To those who live in areas sprayed for West Nile, have you noticed a diminished population of butterflies and other flower-pollinating insects, as well as the flowers themselves? I'm talking about the reduction of the population of insects overall as a result of spraying for mosquitoes.
I walk about a mile and a half a day in a wild area near my house dominated by invasive Ligustrum sinense (Chinese privet), but there are also a number of meadows dominated by native plants that flower profusely in the spring. Of note are Antelope horns, Asclepias asperula, a milkweed with flower heads that resemble green tennis balls. In most years these flower heads are full of hairstreak butterflies, bumblebees, and large milkweed bugs. In previous years I would see at least a dozen of each of these species during one of my daily walks. This spring, total, I've seen a total of two or three bumblebees, two or three milkweed bugs, and zero hairstreak butterflies.

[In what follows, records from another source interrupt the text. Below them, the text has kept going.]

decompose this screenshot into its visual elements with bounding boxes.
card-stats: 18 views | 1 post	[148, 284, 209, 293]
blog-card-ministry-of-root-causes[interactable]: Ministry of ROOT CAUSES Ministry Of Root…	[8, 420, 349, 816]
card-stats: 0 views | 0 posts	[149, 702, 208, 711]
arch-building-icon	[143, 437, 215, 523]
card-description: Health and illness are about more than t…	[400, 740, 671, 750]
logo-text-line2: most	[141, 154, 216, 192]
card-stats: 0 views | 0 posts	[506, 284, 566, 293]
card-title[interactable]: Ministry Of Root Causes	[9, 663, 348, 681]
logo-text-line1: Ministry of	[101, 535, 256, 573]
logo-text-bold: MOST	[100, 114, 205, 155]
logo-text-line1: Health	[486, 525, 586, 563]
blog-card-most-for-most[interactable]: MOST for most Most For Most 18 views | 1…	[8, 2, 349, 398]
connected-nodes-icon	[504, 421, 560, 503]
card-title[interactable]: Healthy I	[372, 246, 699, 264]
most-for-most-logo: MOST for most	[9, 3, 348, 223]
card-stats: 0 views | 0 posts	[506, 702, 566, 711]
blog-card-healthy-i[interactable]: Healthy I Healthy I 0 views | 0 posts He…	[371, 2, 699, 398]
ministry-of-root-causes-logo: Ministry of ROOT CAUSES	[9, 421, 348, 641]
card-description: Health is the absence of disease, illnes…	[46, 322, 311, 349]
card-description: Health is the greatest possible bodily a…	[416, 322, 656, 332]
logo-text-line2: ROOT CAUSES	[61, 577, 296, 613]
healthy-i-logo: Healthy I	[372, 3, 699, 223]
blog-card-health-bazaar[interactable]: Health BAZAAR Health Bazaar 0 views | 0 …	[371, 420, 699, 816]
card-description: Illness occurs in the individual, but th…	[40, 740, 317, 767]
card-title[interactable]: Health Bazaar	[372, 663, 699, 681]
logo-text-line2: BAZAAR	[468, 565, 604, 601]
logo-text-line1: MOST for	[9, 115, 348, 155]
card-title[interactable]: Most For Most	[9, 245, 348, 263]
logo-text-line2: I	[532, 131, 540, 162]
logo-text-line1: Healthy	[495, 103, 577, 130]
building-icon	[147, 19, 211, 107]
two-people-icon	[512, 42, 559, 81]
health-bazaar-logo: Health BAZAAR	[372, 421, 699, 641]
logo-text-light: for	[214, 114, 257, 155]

Other species of butterflies are lacking as well. I've seen no swallowtail butterflies of any species, no pearl crescents, no variegated or gulf fritillaries, no American or painted ladies, no red admirals, no hackberry butterflies, 1 or 2 yellow Sulphurs, and no buckeyes, though it's early in the year for those. Honey bees also seem few and far between. I have two tickle-tongue trees, Zanthoxylem clava-herculis, in my yard that are usually preyed upon by caterpillars of the giant swallowtail butterfly. I normally see a half a dozen or so of these caterpillars a year, but this year none so far.
Caterpillars giant swallowtail butterfly, a welcome sight anytime.
There is a rain-fed tank that normally has several dozen dragonflies everyday, but this spring there are only three or four at a time. ( a tank is an artificial pond originally dug for cattle.)
As far as flowers go, the Larkspurs (Delphinium spp) normally number in the hundreds in the spring, this year, one flower. Can one attribute the disappearance of this flower, to the diminished insect pollinators?